Accuracy aside, the menu is notable for its range of unusual dishes. While not listed, buttery- textured ostrich is a frequent special. Codfish and chips with smoked tomato malt vinegar ($10.95) may not have the crunch and light body of authentic fish and chips, but it comes close. And the miso marinated sea bass ($21.95) is a treat, the silken flesh rendered almost candy-sweet.

It isn't often that a restaurant offers such diverse items as sweet onion spaetzle ($3.95); chicken paillard with Vidalia onions, green beans and carrots ($10.95); and seared jumbo scallops with blood orange glaze ($6.95) in addition to the more expected New York strip steak with asparagus ($16.95); shrimp and scallop pasta with corn and spinach ($14.95); or lamb tenderloin (one for $12.95, or $17.95 for a pair of tenderloins). That a casual microbrewery does it, and does it well for the most part, is unusual.

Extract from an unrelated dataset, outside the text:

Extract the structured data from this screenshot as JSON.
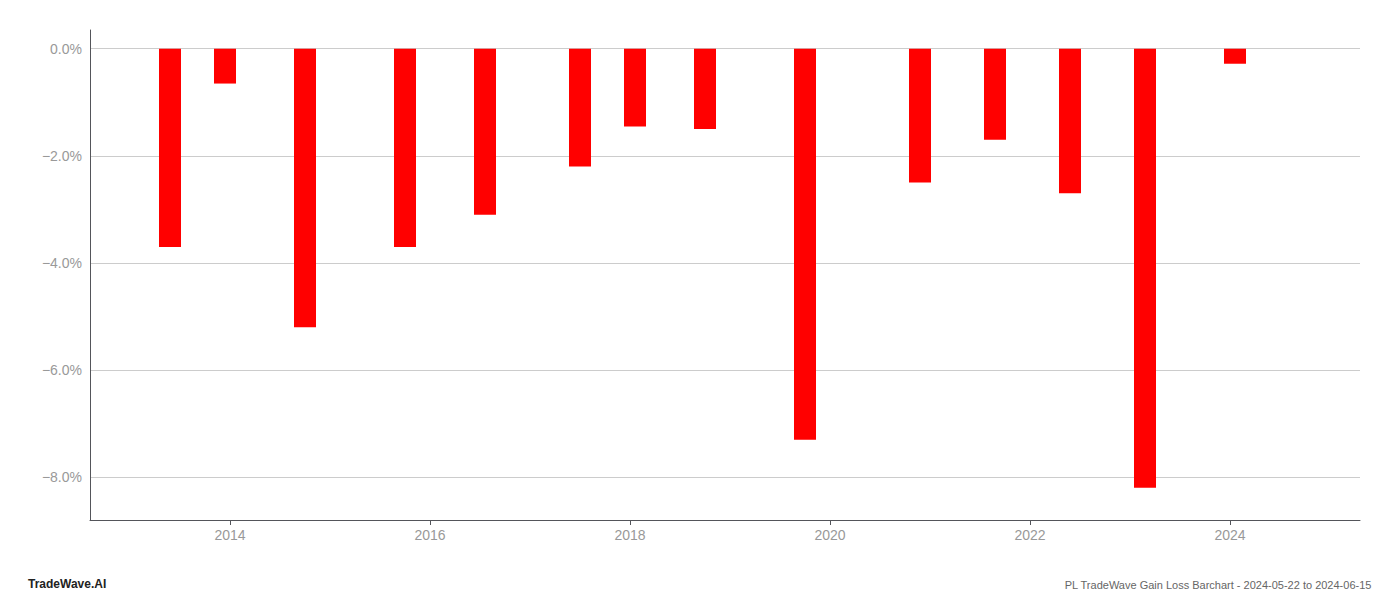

Possibly because Five Seasons Brewing Company is so casual, the service is not as polished as the imaginative dinner entrees deserve. The staff is friendly, but short on details. And the large tiered dining room -- with its massive dark wood walls and window onto the in-house brewing vats -- would be a more impressive setting after a good cleaning. One whiff of the mussels, though, and all is forgiven.